Arthur D. Little announces the successful completion of its Management Buy-Out
Arthur D. Little today announces that it successfullycompleted its Management Buy-Out (“MBO”) with Altran Technologies on 30thDecember, 2011. In its 125th anniversary year, the world’s first management consulting firm has once again become a Global Private Partnership, with 100% of the ownership of the company now held by its Partners. The MBO deal involves all of its offices worldwide and includes the prestigious Arthur D. Little brand.
Since the 2nd November announcement by Altran, that it had entered into an exclusive negotiation of an MBO led sale of Arthur D. Little to its Partners, the firm has been actively and successfully preparing its new independent Global Private Partnership. The financial commitment required from the Partners has been oversubscribed and Altran Technologies will be providing vendor financing to support the company’s development in the coming months and years.
The firm will be led by a newly elected global CEO, Ignacio GARCIA ALVES, leader of the MBO team that successfully managed the acquisition of Arthur D. Little by its Partners.
“I am honored by the trust and confidence of the Partners and am very excited by the prospect of leading this firm into the next stage of its rich history. Our objective with the MBO is twofold: 1) Taking the firm’s destiny and governance back in the hands of the Partners; 2) Accelerating growth by attracting key talents or aggregating smaller firms in targeted industries, functions and countries” declared Ignacio GARCIA ALVES, the new Global CEO.
Mr. Thomas Kuruvilla will continue to be responsible for managing Arthur D. Little’s operations in the Middle East and South East Asia Regions.

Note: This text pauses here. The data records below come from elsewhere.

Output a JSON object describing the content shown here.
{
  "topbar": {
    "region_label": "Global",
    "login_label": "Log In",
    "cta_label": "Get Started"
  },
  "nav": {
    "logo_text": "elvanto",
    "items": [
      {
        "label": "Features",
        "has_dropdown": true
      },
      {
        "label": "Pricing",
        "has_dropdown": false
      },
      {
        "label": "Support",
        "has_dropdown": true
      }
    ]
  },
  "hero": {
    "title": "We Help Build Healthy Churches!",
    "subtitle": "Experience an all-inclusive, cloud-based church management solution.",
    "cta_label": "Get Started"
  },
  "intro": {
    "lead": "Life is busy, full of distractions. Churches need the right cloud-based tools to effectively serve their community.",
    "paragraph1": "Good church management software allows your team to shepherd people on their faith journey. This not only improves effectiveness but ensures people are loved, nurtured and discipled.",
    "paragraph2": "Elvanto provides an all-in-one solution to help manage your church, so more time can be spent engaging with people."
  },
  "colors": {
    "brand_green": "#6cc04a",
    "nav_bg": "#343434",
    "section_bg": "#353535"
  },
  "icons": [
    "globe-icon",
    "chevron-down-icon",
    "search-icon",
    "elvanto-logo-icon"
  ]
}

Commenting on the general outlook for consulting in the region and Arthur D. Little’s role within the sphere, Mr. Kuruvilla said: “Arthur D. Little has a long and treasured history of working in the region on critical assignments in the public and private sectors for over 35 years. In line with other mature markets, the consulting market in the region has undergone massive change over the past few years. Clients have increasingly matured and expect genuine value add from their advisors. This includes, sharing of risks and returns from advise originating from consulting partners. With the firm ‘exclusively’ owned by the consulting Partners, Arthur D. Little Middle East South East Asia (MESEA) will now be in a position to provide services with an in-built risk and reward sharing fees structure. We expect this model to enable our clients to mitigate their risks, courtesy reduced downside that would otherwise have existed in a purely fixed fee based advice model. The global nature, of the MBO will ensure collaboration across geographies and allow our clients to benefit from genuine ‘value adding advice’ grounded in ‘best practices’ employed by industry peers across the world.”
The positioning of Arthur D. Little will be centred on its historical core of Innovation, offering its unparalleled and unique value proposition of linking Strategy, Innovation, and Technology. In the current global economy, this value proposition is the only way companies and countries can improve their sustainedcompetitiveness. This is true in Europe and the USA where new growth platforms are desperately needed as well as in fast growing economies, such as BRIC countries, that seek to catch-up and move into innovative, added-value products and services.
Arthur D. Little will continue to launch new proprietary Innovation Labs that explore future Mega Trends from a multi-disciplinary point of view. The first such lab has recently released its research report into The Future of Urban Mobility, which has already been widely acclaimed.